ABSTRACTWe evaluate the capacity of a regional climate model to represent observed extreme temperature and precipitation events and also examine the impact of increased resolution, in an effort to identify added value in this respect. Two climate simulations of western Canada (WCan) were conducted with the Canadian Regional Climate Model (version 4) at 15 (CRCM15) and 45 km (CRCM45) horizontal resolution driven at the lateral boundaries by data from the European Centre for Medium-range Weather Forecasts (ECMWF) 40-year Reanalysis (ERA-40) for the period 1973–1995. The simulations were evaluated using the spline-interpolated dataset ANUSPLIN, a daily observational gridded surface temperature and precipitation product with a nominal resolution of approximately 10 km.

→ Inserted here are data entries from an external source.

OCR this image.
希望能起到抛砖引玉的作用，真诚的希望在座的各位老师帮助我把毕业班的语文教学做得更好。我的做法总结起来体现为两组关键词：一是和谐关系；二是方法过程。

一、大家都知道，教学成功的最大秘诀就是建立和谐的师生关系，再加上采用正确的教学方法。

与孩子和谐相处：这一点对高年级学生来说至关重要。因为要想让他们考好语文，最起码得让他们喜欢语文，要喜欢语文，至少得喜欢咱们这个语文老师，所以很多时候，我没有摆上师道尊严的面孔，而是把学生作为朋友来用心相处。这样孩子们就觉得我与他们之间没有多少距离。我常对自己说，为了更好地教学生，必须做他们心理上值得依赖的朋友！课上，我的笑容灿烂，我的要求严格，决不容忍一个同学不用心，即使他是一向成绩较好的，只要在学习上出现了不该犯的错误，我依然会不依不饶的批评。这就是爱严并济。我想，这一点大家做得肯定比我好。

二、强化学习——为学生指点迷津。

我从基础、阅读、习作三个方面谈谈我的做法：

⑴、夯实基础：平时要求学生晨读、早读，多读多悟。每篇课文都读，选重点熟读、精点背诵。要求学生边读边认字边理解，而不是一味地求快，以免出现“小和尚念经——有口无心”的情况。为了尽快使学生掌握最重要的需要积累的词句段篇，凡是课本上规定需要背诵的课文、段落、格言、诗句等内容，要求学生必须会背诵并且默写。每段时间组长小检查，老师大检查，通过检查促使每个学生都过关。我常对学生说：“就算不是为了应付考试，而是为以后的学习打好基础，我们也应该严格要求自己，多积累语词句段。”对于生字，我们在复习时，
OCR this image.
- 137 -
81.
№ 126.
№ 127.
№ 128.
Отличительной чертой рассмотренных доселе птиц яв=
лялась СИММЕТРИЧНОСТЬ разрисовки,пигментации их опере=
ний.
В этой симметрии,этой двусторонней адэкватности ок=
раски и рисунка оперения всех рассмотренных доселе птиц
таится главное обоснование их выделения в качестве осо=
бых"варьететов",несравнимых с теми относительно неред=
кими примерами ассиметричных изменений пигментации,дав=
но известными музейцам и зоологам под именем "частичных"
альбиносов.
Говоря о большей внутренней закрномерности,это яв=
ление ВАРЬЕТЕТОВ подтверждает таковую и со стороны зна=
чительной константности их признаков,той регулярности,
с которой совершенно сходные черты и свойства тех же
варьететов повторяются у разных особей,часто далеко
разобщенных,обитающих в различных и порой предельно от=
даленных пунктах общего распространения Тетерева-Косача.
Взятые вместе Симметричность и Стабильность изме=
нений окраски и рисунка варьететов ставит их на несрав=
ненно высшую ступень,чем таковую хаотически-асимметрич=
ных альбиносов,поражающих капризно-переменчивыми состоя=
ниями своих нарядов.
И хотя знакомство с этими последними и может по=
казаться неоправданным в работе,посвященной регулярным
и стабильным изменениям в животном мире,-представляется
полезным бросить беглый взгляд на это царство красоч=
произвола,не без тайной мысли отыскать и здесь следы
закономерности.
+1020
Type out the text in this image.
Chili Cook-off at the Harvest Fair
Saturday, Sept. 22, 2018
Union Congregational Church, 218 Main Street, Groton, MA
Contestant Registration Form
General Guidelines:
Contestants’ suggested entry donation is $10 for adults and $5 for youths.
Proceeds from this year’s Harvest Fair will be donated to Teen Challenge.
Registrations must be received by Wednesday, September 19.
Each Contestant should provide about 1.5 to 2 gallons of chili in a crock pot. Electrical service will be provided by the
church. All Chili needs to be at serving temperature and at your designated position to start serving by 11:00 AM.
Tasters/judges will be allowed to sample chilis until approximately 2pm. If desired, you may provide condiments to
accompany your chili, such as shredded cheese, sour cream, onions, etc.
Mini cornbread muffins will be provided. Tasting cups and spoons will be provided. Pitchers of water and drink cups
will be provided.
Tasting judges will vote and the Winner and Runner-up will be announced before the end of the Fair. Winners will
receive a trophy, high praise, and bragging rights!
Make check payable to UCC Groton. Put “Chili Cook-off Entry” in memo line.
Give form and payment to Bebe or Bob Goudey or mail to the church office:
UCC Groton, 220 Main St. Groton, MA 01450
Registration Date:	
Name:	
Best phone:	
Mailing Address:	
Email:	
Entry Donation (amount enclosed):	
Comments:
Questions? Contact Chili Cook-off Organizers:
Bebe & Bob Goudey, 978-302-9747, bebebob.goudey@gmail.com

We examine a range of climate extremes, comprising the 10th and 90th percentiles of daily maximum (TX) and minimum (TN) temperatures, the 90th percentile of daily precipitation (PR90), and the 27 core Climate Daily Extremes (CLIMDEX) indices.Both simulations exhibit cold biases compared with observations over WCan, with the bias exacerbated at higher resolution, suggesting little added value for temperature overall. There are instances, however, of regional improvement in the spatial pattern of temperature extremes at the higher resolution of CRCM15 (e.g., the CLIMDEX index for the annual number of days when TX > 25°C). The high-resolution simulations also reveal similarly localized features in precipitation (e.g., rain shadows) that are not resolved at the 45 km resolution. With regard to precipitation extremes, although both simulations generally display wet biases, CRCM15 features a reduced bias in PR90 in all seasons except winter. This improvement occurs despite the fact that spatial and interannual variability of PR90 in CRCM15 is significantly overestimated relative to both CRCM45 and ANUSPLIN. We posit that these characteristics are the result of demonstrable differences between corresponding topographical datasets used in the gridded observations and CRCM, the resulting errors propagated to physical variables tied to elevation and the beneficial effect of subsequent spatial averaging. Because topographical input is often discordant between simulations and gridded observations, it is argued that a limited form of spatial averaging may contribute added value beyond that which has already been noted in previous studies with respect to small-scale climate variability.